You are of course right in what  you say, and I agree with it, but I 
don't think that can be the whole picture. JKR seems to me to 
attributes a positive 
 to a morally neutral quality.  It is as you say often 
necessary to have courage to exercise a virtue. Equally, it is often 
necessary to have courage to carry out a wrong act.  As Lady Macbeth 
said to her husband as they prepared to murder Duncan, 'But screw 
your courage to the sticking point, and we'll not fail'.    It would 
have been quite possible to have been a loyal and brave member of 
the Waffen SS, indeed Bellatrix Lestrange is a loyal and brave 
woman.  At no time does she put her personal well being above her 
loyalty to Lord Voldemort- a Gryffindor, rather than a Slytherin?  
In fact, Voldemort values courage as we see in the graveyard in GOF 
and in his speech to Neville in DH.

To be a virtue, courage, like loyalty and like wisdom, and indeed 
like ambition, has to be informed by other qualities.  Sometimes 
this happens.  Neville for example is, I think, a personification of 
what a true Gryffindor ought to be.  He was not a courageous boy 
when he started at Hogwarts, but the compassion, friendship and 
loyalty shown to him by others, particulary the Trio, gave him 
courage.  And his displays of courage have always been against evil 
or wrongdoing.  His courage was both produced by virtues in others 
and expressed virtuously.  That balance is there.

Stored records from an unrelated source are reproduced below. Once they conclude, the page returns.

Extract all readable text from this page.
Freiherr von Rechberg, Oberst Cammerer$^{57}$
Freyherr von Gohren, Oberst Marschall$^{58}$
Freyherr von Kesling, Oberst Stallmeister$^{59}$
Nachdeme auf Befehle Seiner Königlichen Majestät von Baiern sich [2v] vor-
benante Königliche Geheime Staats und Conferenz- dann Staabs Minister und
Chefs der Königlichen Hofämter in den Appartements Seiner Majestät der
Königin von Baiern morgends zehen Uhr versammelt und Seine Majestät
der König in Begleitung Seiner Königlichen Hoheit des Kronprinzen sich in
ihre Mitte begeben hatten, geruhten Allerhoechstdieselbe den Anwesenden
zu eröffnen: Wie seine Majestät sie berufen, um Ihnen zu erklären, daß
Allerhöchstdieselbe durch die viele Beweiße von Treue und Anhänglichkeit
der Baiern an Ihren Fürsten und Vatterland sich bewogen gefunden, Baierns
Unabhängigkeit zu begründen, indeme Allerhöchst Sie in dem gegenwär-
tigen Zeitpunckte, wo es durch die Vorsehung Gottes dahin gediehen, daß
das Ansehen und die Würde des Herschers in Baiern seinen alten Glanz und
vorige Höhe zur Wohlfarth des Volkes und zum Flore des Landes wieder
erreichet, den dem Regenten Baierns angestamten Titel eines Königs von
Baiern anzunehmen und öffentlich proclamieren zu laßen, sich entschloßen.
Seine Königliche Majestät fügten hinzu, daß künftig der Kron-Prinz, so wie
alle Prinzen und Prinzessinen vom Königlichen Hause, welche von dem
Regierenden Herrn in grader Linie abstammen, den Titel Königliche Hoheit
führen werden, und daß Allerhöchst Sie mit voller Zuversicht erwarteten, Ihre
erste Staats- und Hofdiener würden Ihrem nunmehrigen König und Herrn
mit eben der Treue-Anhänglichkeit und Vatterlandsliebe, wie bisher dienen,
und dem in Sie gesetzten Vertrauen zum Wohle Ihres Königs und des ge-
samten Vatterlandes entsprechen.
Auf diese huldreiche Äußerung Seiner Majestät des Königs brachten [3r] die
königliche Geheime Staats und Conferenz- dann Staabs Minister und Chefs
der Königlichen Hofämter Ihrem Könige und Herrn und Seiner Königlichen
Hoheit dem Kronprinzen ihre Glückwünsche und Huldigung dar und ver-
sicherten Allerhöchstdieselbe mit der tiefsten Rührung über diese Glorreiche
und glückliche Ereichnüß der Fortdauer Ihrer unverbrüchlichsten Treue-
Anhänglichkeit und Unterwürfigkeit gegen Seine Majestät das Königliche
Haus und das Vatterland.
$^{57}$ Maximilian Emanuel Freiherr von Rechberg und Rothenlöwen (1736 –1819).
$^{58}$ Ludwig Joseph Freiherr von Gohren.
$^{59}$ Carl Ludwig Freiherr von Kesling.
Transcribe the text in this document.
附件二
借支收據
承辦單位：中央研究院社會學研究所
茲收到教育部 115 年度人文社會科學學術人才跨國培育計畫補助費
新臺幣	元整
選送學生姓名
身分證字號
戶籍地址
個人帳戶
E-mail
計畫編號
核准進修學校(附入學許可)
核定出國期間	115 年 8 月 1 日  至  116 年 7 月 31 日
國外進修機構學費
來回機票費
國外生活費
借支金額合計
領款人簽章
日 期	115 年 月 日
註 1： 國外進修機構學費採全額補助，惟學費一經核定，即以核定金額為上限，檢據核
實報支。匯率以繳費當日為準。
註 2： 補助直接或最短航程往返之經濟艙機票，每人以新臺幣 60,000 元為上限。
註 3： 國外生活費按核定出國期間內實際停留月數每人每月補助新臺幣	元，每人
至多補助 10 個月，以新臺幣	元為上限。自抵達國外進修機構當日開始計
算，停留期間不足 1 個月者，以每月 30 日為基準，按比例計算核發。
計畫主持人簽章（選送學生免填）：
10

It is the balance of qualities that I think is important, not only 
is courage necessary in expressing good  but good is also necessary 
to inform courage.  In many ways, I do think this is expressed well 
in the septology which can be powerful and moving.  There is moral  
complexity in characters.   However, it seems to me that this just 
doesn't work when we come down to the mundane level of separating 
children into houses.  Those qualities which inform each other are 
separated out and virtue or vice is attached to them.   There were 
clear hints given that this problem was going to be resolved and it 
wasn't.  One of the reasons that I felt the epilogue was so banal 
was because of its almost total IMO failure to address this problem.